With the WHO election set to coincide with the U.S. Administration turnover, the U.S. is likely to play a minimal role in the selection of the system’s next top healthcare chief.
As Chen steps down, the transition is promising to be one of turmoil. There is strong pressure for reform within the organization, with critics citing old and “stodgy” practices. One of the more glaring recent failures was the
body’s slow reaction to West Africa’s Ebola outbreak; the organization failed to escalate the problem fast enough, as well as to take pressure off local healthcare systems. “If health risks are not contained in their countries of origin they can go anywhere,” said Gary Cohen, acting CEO of GBCHealth, a group that brings businesses together with government and international organizations to promote global health initiatives.
Cohen further notes that when diseases proliferate, the impact goes well past the health system. “It also has a potentially massive impact on economic activity, as demonstrated by the SARS epidemic in Asia,” he said.
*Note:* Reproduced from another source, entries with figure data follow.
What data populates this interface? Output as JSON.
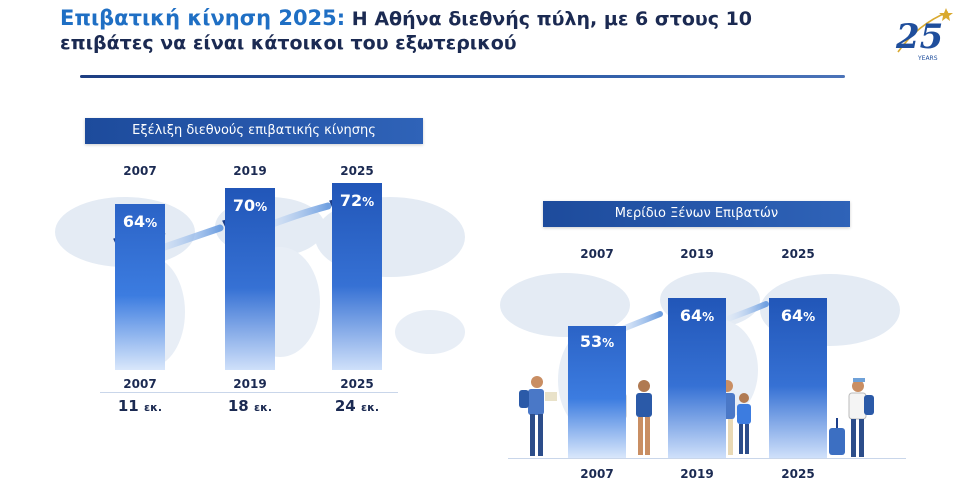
{
  "header": {
    "title_accent": "Επιβατική κίνηση 2025:",
    "title_rest": " Η Αθήνα διεθνής πύλη, με 6 στους 10",
    "title_line2": "επιβάτες να είναι κάτοικοι του εξωτερικού"
  },
  "logo": {
    "number": "25",
    "word": "YEARS",
    "icon": "anniversary-25-years-logo"
  },
  "colors": {
    "navy": "#1b2a52",
    "accent": "#1f6fc4",
    "bar_top": "#2b63c6",
    "bar_bottom": "#d9e7fb"
  },
  "chart_data": [
    {
      "type": "bar",
      "title": "Εξέλιξη διεθνούς επιβατικής κίνησης",
      "categories": [
        "2007",
        "2019",
        "2025"
      ],
      "series": [
        {
          "values": [
            64,
            70,
            72
          ]
        }
      ],
      "value_labels": [
        "64",
        "70",
        "72"
      ],
      "value_suffix": "%",
      "bottom_years": [
        "2007",
        "2019",
        "2025"
      ],
      "passengers": [
        "11",
        "18",
        "24"
      ],
      "passengers_suffix": "εκ.",
      "ylim": [
        0,
        100
      ]
    },
    {
      "type": "bar",
      "title": "Μερίδιο Ξένων Επιβατών",
      "categories": [
        "2007",
        "2019",
        "2025"
      ],
      "series": [
        {
          "values": [
            53,
            64,
            64
          ]
        }
      ],
      "value_labels": [
        "53",
        "64",
        "64"
      ],
      "value_suffix": "%",
      "bottom_years": [
        "2007",
        "2019",
        "2025"
      ],
      "ylim": [
        0,
        100
      ]
    }
  ]
}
However, the WHO has not been capable of doing what is needed because it doesn’t have the funding – since the 1990’s, earmarked donations and member state dues, the WHO’s main source of funding, have remained stagnant. Laurie Garrett, a global health expert at the Council on Foreign Relations, notes that the WHO needs to be stronger internally and funded properly in order to build the strong associations it needs, like those with the pharmaceutical industry.
Within an environment calling for reform and struggling with money issues, the WHO’s nomination process has begun to identify candidates to fill the director-general position. Nations have until Sept. 22 to submit their proposals. The WHO’s executive board will streamline the process, choosing up to three candidates to participate in the election at the World Health Assembly in May 2017. As of this writing, three candidates have announced their intentions to contend for the office: Philippe Douste-Blazy, a former French minister of health; Tedros Adhanom Ghebreyesus, Ethiopia’s minister of foreign affairs; and Sania Nishtar, Pakistan’s former top health official.
All members of the World Health Assembly will participate in a secret ballot vote for the director-general, the first time for such an inclusive process. Given the wider range of people voting, there is speculation that this could be the first time in history that the WHO is led by a non-MD; for instance, Ghebreyesus has degrees in advanced infectious disease and public health, but not medicine. Additional non-MD candidates are expected to enter the race in the coming months before the deadline.
Given that this election takes place as the United States transitions administrations, the U.S. likely won’t have a health team in place at the U.N. until after the WHO executive board votes on the final three candidates. Therefore, the election is likely to take place without American input.